McCONAUGHEY: Well, you know what, it's all right if they have to figure it out. I'm not telling anyone why I call you K-A-T. I can't or I'd go to jail. [laughs] Let's talk Boyhood ... It's great! All your stories are personal for you in some way—a time, a place, a season. What was personal about this one? Was there anything about your childhood that inspired this film or influenced it?

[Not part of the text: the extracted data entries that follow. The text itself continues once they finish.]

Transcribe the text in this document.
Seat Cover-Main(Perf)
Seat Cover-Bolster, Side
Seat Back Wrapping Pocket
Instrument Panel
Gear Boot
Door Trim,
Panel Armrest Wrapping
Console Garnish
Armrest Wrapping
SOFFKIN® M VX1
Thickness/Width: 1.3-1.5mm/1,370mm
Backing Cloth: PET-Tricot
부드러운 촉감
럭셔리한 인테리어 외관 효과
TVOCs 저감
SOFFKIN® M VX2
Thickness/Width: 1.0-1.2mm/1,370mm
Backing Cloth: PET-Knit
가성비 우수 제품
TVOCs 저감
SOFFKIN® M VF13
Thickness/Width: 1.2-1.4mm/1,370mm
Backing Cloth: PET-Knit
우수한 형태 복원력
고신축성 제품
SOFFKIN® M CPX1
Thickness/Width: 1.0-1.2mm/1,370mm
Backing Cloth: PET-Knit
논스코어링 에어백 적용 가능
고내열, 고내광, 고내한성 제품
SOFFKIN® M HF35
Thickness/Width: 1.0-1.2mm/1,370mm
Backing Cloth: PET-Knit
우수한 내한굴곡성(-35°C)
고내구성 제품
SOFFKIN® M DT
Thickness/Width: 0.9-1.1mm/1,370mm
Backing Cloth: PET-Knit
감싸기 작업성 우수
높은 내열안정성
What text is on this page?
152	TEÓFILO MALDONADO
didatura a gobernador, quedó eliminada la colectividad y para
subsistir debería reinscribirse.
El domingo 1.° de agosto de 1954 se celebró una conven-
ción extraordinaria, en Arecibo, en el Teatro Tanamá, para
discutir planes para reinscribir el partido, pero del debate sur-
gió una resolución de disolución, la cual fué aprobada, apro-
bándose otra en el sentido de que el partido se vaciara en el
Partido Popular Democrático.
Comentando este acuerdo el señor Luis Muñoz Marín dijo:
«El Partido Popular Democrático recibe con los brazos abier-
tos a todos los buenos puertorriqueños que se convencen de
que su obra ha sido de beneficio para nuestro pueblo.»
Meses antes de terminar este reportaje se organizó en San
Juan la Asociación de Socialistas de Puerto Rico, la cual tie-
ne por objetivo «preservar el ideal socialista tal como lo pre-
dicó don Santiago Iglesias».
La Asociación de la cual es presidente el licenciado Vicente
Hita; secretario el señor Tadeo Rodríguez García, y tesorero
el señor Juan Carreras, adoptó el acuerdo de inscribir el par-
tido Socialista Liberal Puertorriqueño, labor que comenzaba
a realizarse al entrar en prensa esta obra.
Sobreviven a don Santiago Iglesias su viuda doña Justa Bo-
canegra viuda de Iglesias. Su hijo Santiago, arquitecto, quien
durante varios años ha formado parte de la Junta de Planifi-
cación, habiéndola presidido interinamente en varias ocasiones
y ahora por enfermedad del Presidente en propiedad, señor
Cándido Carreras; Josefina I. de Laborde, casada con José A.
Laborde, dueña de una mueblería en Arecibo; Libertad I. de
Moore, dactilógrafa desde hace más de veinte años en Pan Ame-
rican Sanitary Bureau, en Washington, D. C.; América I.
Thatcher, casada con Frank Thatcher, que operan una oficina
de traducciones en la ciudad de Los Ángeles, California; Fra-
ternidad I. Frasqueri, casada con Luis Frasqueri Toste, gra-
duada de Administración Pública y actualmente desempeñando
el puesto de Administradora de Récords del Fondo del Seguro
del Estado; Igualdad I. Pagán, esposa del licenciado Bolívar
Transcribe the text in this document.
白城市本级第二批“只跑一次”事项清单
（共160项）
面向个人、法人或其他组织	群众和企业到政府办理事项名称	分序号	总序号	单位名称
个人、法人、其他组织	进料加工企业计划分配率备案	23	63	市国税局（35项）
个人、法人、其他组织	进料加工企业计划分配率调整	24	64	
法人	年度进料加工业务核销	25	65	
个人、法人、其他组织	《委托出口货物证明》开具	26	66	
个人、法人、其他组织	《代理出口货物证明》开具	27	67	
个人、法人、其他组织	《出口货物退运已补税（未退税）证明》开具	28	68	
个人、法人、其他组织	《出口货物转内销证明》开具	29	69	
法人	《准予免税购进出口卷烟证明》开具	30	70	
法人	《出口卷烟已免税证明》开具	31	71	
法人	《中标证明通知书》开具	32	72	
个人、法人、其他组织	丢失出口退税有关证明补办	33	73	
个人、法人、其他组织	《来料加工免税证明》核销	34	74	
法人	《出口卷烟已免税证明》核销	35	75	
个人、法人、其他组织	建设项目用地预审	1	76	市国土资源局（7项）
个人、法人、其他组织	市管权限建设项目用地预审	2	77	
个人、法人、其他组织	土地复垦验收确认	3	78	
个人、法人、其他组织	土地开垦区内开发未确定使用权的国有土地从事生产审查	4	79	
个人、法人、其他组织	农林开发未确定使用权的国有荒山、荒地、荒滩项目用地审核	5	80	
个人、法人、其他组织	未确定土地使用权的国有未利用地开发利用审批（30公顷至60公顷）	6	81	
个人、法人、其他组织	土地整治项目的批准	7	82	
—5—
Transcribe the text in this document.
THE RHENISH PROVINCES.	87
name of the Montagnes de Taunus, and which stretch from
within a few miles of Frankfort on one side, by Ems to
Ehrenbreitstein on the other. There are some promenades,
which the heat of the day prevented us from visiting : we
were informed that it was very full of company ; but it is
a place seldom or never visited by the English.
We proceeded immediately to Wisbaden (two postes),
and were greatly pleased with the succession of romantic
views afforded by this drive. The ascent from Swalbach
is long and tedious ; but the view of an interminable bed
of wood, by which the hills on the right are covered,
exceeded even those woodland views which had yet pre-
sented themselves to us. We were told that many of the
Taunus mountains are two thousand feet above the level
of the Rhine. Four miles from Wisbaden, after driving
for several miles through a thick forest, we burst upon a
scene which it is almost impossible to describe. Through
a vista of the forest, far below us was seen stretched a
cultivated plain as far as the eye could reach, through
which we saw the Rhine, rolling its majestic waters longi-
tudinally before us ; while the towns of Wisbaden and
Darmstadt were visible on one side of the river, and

LINKLATER: I was hitting 40. I had been a dad for about seven or eight years, and I wanted to express something about childhood. You know this now: when you have a kid, it puts you so much in the present tense with their lives, but you can't help but churn through your own life at that age. It's such an interesting refraction. So I was thinking a lot about development and childhood. I wanted to do something from a kid's point of view, but all the ideas that I wanted to express from my own life were so spread out. I couldn't pick one year, one moment. I was going to maybe write a novel—some little weird, experimental novel. And it hit me, this film idea: What if I filmed a little bit every year and just saw everybody, this family, age? The kids would grow up, the parents would age. In a way, it's a simple idea, but so damn impractical."

  • Werner Herzog has completed his epic film, The Queen of the Desert (pictured above), and it's on track to premiere at a festival this Fall. Speaking of Herzog, the BFI posted a timely clip of Herzog talking football:

  • On the latest episode of The Cinephiliacs, Peter Labuza chats with renowned film critic J. Hoberman.
  • Outlaw Vern shares his thoughts on Matt Reeves' Dawn of the Planet of the Apes:

"My favorite scene in the whole thing is a quiet conversation early on, before the humans even come. Caesar and Maurice look at what used to be San Francisco and talk about “them” and if they’re really gone. In the spaces between their thoughts is the heaviness of what they’re discussing: the potential extinction of the planet’s dominant species in favor of their own."

  • Via Filmap, George A. Romero's Night of the Living Dead on Google Maps:
  •  For The Front Row, Richard Brody writes on Nothing Lasts Forever, which he argues is "a lost comedic masterpiece":

"The hardest thing about pastiche is to duplicate the style and tone of the original without falling into parody—without the self-satisfying notion of superiority to an earlier age of artifice, as if only the past had style whereas the present day has a neutral, natural universality. Schiller’s film is a brilliant pastiche, based on confident youth-on-the-rise films of the forties, of which M-G-M was a major purveyor. It’s a sort of cosmo-romantic science-fantasy that borrows cinematic styles of the forties to tell a story of the early sixties that’s anchored by icons of the fifties—and, in so doing, to reveal something crucial about the eighties."

  • Above: a lucky fellow in Vancouver has discovered a bunch of old movie posters underneath his floor.